2. Mustahfız tımarları, 3. Hizmet tımarları.

c)    Veriliş şekillerine göre tımarlar. Bunlar da Tezkireli ve Tezkiresiz olmak üzere ikiye ayrılırlar.

d)    Mâlî durumlarına göre tımarlar, Bunlar serbest olan ve olmayan olmak üzere iki sınıftırlar.

Kanuni Sultan Süleyman devrinde tekâmülünün zirvesine erişen tımar sistemi, bu pâdişâhın ölümünden sonra bozulma temayülü göstermeye başlamış olacaktır. Koçi Bey, 1584’e kadar bir bozulma olmadığını, fakat bu tarihten sonra işlerin çığırından çıktığını yazar.

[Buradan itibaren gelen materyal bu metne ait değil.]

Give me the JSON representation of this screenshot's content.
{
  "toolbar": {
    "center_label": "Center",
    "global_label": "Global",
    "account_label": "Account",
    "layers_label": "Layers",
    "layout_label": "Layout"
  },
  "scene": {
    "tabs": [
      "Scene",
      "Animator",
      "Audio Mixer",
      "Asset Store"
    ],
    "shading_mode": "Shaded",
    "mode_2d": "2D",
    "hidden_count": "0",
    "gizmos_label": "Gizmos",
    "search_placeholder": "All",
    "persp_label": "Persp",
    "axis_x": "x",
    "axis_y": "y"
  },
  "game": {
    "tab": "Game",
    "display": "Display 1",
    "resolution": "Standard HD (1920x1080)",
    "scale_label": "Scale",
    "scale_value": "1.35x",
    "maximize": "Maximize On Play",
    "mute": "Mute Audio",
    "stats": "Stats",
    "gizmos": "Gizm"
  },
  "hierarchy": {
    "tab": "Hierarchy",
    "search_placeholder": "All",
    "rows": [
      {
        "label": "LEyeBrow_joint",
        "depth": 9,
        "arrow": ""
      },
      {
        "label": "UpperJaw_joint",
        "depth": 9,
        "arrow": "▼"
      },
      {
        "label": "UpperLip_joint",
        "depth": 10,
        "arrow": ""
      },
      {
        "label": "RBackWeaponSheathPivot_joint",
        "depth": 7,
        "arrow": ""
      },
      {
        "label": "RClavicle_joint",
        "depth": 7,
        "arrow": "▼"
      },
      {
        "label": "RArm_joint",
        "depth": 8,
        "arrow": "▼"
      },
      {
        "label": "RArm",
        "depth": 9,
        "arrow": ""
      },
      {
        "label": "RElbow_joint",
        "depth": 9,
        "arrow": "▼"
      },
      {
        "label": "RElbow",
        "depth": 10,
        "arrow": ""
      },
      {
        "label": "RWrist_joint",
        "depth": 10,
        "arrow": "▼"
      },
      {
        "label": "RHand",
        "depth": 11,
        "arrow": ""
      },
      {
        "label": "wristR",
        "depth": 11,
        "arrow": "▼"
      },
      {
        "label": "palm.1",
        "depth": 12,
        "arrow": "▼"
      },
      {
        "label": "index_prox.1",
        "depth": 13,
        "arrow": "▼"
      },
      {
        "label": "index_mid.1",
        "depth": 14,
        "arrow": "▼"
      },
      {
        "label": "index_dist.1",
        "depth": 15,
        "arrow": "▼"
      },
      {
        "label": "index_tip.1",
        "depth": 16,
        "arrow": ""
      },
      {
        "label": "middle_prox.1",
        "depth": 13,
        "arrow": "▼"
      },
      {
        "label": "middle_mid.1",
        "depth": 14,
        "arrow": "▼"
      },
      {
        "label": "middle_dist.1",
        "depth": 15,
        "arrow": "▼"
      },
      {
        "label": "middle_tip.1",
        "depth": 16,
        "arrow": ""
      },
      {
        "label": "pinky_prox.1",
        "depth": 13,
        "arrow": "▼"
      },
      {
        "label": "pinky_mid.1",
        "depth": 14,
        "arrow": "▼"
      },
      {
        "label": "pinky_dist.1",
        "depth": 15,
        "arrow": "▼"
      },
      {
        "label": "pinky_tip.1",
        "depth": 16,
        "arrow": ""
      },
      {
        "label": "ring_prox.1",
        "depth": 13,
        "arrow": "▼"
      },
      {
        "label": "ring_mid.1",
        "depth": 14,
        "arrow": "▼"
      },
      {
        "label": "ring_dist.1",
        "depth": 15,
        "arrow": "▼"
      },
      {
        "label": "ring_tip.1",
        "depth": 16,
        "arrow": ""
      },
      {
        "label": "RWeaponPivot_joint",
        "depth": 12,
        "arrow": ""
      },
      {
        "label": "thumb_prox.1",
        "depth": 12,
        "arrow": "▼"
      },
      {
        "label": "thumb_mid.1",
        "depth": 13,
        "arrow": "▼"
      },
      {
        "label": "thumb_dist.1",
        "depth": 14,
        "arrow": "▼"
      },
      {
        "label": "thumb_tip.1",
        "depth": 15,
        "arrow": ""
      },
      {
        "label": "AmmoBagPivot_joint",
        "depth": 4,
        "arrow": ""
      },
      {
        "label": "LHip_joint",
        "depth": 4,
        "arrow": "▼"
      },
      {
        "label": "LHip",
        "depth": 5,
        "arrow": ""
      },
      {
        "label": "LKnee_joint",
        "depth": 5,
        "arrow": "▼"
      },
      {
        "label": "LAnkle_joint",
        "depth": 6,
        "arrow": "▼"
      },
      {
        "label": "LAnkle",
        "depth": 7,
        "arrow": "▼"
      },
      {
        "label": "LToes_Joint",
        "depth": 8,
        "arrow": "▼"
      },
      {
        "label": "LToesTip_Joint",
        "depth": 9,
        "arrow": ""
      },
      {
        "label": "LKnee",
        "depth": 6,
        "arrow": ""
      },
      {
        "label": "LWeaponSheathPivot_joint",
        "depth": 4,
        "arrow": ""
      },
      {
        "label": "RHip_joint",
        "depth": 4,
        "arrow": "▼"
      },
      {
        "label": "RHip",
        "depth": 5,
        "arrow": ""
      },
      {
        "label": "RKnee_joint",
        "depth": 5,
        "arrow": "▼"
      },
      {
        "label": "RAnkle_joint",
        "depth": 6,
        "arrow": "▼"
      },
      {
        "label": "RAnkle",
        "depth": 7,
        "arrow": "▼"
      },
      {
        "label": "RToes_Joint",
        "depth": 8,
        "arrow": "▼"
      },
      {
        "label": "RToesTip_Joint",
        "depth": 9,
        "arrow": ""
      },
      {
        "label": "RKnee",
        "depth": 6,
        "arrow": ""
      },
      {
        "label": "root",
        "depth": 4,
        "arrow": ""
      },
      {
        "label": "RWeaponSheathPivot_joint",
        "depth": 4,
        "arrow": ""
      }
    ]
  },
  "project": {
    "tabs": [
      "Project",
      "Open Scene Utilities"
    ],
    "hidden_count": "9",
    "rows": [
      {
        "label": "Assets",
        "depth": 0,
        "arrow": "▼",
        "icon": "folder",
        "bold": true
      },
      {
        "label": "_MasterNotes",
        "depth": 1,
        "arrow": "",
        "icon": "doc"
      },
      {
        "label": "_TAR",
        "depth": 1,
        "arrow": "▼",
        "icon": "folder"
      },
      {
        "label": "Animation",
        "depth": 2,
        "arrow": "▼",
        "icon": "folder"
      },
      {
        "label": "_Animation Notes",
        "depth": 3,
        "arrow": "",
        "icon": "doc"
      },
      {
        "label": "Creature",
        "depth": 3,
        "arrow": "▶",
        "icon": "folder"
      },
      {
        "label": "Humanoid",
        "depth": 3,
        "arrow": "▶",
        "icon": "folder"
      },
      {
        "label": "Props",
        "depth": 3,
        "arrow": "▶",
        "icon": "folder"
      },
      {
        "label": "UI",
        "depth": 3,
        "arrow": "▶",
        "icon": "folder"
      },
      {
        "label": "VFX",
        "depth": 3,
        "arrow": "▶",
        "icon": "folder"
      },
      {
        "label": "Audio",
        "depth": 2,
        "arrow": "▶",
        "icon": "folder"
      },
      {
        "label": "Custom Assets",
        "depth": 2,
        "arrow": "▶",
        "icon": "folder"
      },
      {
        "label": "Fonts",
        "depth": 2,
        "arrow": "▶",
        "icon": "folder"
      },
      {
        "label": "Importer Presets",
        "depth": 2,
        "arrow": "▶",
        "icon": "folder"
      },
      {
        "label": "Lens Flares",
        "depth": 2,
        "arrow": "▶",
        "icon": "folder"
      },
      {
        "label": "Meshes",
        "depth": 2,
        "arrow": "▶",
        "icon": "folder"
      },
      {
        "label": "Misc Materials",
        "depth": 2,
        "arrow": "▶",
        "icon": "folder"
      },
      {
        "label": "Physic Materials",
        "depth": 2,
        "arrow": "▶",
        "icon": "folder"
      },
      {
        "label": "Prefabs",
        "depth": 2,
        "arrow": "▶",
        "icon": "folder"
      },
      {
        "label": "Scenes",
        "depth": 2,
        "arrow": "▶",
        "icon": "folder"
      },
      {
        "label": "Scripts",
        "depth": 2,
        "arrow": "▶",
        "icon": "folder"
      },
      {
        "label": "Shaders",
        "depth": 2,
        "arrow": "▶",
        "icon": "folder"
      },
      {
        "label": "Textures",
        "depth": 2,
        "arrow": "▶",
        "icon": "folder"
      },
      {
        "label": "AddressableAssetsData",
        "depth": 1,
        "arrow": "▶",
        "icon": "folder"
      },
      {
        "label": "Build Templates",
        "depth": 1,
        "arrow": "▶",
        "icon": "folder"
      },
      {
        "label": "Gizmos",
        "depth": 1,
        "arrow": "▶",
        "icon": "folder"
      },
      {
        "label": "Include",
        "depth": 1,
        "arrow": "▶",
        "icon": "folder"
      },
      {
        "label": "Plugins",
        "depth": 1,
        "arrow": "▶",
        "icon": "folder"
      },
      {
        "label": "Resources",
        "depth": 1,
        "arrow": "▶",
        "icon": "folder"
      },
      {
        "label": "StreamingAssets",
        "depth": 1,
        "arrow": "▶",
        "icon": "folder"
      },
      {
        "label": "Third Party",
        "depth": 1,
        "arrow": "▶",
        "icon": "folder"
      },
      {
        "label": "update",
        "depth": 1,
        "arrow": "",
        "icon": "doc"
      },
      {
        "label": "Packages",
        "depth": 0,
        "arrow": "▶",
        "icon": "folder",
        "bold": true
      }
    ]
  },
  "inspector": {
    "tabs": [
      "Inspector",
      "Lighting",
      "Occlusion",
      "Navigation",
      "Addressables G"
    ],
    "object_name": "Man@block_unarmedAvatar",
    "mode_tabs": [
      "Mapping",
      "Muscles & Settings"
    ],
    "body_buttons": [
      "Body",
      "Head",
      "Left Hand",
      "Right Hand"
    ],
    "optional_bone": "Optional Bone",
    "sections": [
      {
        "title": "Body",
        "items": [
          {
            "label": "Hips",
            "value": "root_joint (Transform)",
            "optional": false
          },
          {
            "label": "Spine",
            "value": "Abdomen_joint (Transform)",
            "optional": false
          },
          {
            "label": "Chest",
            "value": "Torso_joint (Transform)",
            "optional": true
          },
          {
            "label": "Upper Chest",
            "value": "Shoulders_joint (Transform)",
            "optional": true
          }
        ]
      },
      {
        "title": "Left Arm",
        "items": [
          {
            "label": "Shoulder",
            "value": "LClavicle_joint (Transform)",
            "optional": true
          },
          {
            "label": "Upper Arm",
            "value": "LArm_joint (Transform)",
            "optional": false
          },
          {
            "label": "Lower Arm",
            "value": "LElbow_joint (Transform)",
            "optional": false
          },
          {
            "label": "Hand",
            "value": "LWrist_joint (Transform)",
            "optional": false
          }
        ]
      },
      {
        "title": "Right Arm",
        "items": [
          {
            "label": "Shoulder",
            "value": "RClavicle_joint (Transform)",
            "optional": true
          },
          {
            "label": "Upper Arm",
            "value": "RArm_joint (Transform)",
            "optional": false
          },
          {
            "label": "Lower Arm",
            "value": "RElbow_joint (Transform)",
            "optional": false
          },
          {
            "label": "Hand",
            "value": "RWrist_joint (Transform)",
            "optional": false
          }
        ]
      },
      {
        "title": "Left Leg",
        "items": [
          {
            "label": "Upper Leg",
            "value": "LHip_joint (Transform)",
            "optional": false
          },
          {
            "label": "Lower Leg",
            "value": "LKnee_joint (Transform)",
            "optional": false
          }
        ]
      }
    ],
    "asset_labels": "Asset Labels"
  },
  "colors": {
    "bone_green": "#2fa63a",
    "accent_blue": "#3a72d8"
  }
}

İltizam sisteminin doğması, tımarların akraba ve yakınlara dağıtılması ve rüşvetin ortaya çıkması sonucu timar sahiplerinin askere gitmemesi üzerine baş gösteren bozulmanın sebeplerini şöyle sıralayabiliriz;

1.  Merkezî devlet bürolarında tımar kayıtlarının son derece karışık bir hâle düşmesi, Timar sahiplerinin, seferlerde yapılması gerekil yoklamalarının türlü tesirler altında iyi bir şekilde yapılmaması.

2.  Boş kalan tımarların, istihkak sahiplerine verilmesi yerine bir kenara ayrılarak (sepete konarak) çesitli hileli yollarla bazı nüfuzlu kişilerin adamlarına verilmesi.

3. İş adamı vasfındaki yeni tımar sahipleri, sefer zahmetinden, baş ve can korkusundan halâs olup safa ve huzur içinde kâr ve kazançları ile meşgul olabilmek için, harp zamanlarında tımarlarını bir takım aracılara, seferden dönüşte bu tımarlardan eski sahipleri lehine feragat etmek şartiyle devir ve tahvil ettirmenin yolunu bulmakta idiler.

Çeşitli sebeplerden bozulmaya başlayan tımarların ıslahı için zaman zaman çareler aranmış olmakla beraber bu gidişin önü bir türlü alınamamıştır. Nihayet 1703’de Girit Adası’nda tımar sistemine son verildi. 1812’de boşalan tımarlar artık verilmemeye başlandı. Son olarak 1848’de bütün tımarlara son verildi. Böylece asırlardan beri devam edegelen bu sistem, ortadan kalktı.